My friend Brad has a pretty ugly episode regarding his book Bear Bryant Funeral Train. We’ve just discovered that our favorite college prof — the recently retired Don Noble — actually reviewed the reissue of his book, and has joined the chorus of Brad’s defenders:
In September of 2005, it seemed Brad Vice had it made. His story collection The Bear Bryant Funeral Train had won the prestigious Flannery O’Connor Award for Short Fiction. The book was published and was in bookstores everywhere, waiting to be bought. And then the storm broke. It was noticed that some of the sentences in Vice’s story “Tuscaloosa Knights” (with a K), in fact the first few sentences, were almost exactly the same as some sentences in Carl Carmer’s chapter “Tuscaloosa Nights” (with an N) in Stars Fell on Alabama.
Vice was accused of plagiarism, and within three weeks the prize had been withdrawn and the book recalled and pulped. It has to be the fastest rush to literary judgment in American history.

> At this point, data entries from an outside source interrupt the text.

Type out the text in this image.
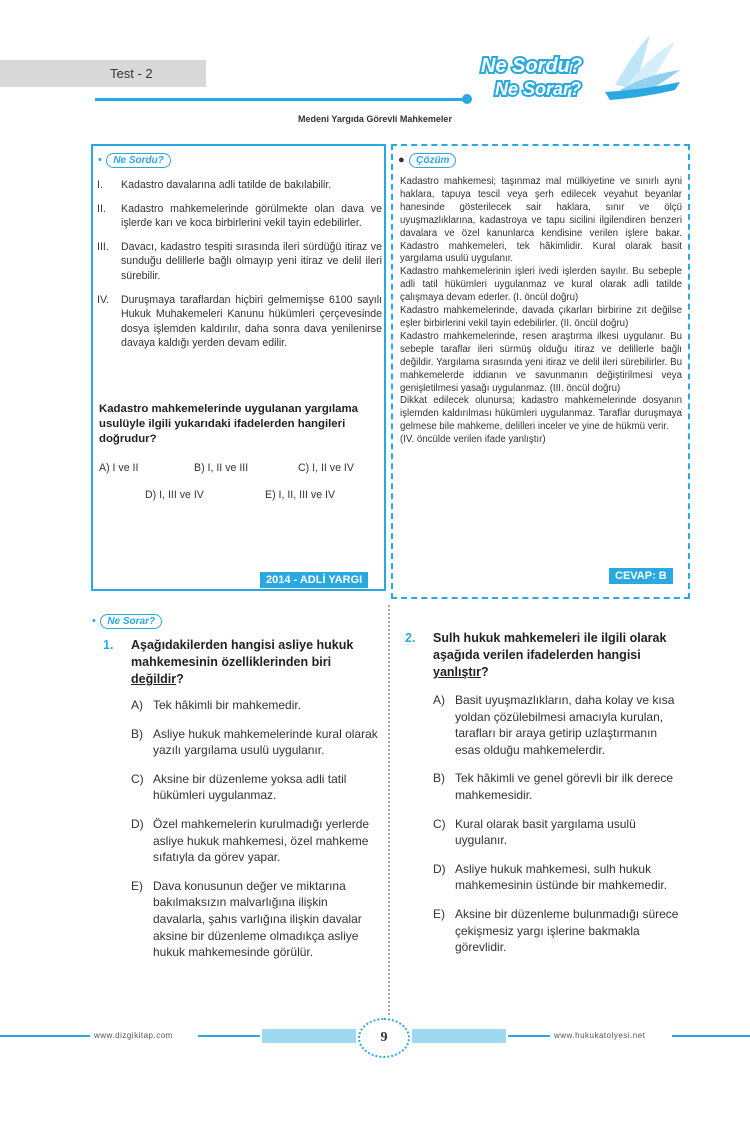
Test - 2	Ne Sordu?
Ne Sorar?
Medeni Yargıda Görevli Mahkemeler
• Ne Sordu?
I.	Kadastro davalarına adli tatilde de bakılabilir.
II.	Kadastro mahkemelerinde görülmekte olan dava ve işlerde karı ve koca birbirlerini vekil tayin edebilirler.
III.	Davacı, kadastro tespiti sırasında ileri sürdüğü itiraz ve sunduğu delillerle bağlı olmayıp yeni itiraz ve delil ileri sürebilir.
IV.	Duruşmaya taraflardan hiçbiri gelmemişse 6100 sayılı Hukuk Muhakemeleri Kanunu hükümleri çerçevesinde dosya işlemden kaldırılır, daha sonra dava yenilenirse davaya kaldığı yerden devam edilir.
Kadastro mahkemelerinde uygulanan yargılama usulüyle ilgili yukarıdaki ifadelerden hangileri doğrudur?
A) I ve II	B) I, II ve III	C) I, II ve IV
D) I, III ve IV	E) I, II, III ve IV
2014 - ADLİ YARGI
● Çözüm

Kadastro mahkemesi; taşınmaz mal mülkiyetine ve sınırlı ayni haklara, tapuya tescil veya şerh edilecek veyahut beyanlar hanesinde gösterilecek sair haklara, sınır ve ölçü uyuşmazlıklarına, kadastroya ve tapu sicilini ilgilendiren benzeri davalara ve özel kanunlarca kendisine verilen işlere bakar. Kadastro mahkemeleri, tek hâkimlidir. Kural olarak basit yargılama usulü uygulanır.

Kadastro mahkemelerinin işleri ivedi işlerden sayılır. Bu sebeple adli tatil hükümleri uygulanmaz ve kural olarak adli tatilde çalışmaya devam ederler. (I. öncül doğru)

Kadastro mahkemelerinde, davada çıkarları birbirine zıt değilse eşler birbirlerini vekil tayin edebilirler. (II. öncül doğru)

Kadastro mahkemelerinde, resen araştırma ilkesi uygulanır. Bu sebeple taraflar ileri sürmüş olduğu itiraz ve delillerle bağlı değildir. Yargılama sırasında yeni itiraz ve delil ileri sürebilirler. Bu mahkemelerde iddianın ve savunmanın değiştirilmesi veya genişletilmesi yasağı uygulanmaz. (III. öncül doğru)

Dikkat edilecek olunursa; kadastro mahkemelerinde dosyanın işlemden kaldırılması hükümleri uygulanmaz. Taraflar duruşmaya gelmese bile mahkeme, delilleri inceler ve yine de hükmü verir.

(IV. öncülde verilen ifade yanlıştır)

CEVAP: B
• Ne Sorar?
1. Aşağıdakilerden hangisi asliye hukuk mahkemesinin özelliklerinden biri değildir?
A) Tek hâkimli bir mahkemedir.
B) Asliye hukuk mahkemelerinde kural olarak yazılı yargılama usulü uygulanır.
C) Aksine bir düzenleme yoksa adli tatil hükümleri uygulanmaz.
D) Özel mahkemelerin kurulmadığı yerlerde asliye hukuk mahkemesi, özel mahkeme sıfatıyla da görev yapar.
E) Dava konusunun değer ve miktarına bakılmaksızın malvarlığına ilişkin davalarla, şahıs varlığına ilişkin davalar aksine bir düzenleme olmadıkça asliye hukuk mahkemesinde görülür.
2. Sulh hukuk mahkemeleri ile ilgili olarak aşağıda verilen ifadelerden hangisi yanlıştır?
A) Basit uyuşmazlıkların, daha kolay ve kısa yoldan çözülebilmesi amacıyla kurulan, tarafları bir araya getirip uzlaştırmanın esas olduğu mahkemelerdir.
B) Tek hâkimli ve genel görevli bir ilk derece mahkemesidir.
C) Kural olarak basit yargılama usulü uygulanır.
D) Asliye hukuk mahkemesi, sulh hukuk mahkemesinin üstünde bir mahkemedir.
E) Aksine bir düzenleme bulunmadığı sürece çekişmesiz yargı işlerine bakmakla görevlidir.
www.dizgikitap.com	9	www.hukukatolyesi.net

What Vice’s attackers, in their undue haste, failed to consider was that Vice, born in DCH and raised in Northport, had been educated in the English Department at UA and at the University of Cincinnati in the theories and techniques of postmodernism. This was not plagiarism, this was hommage, collage, playfulness.
Sweet. Our copy of the reissue is on order as we speak. All hail Brad, and all hail Dr. Noble and the rest of those smart enough to realize Brad was getting a raw deal.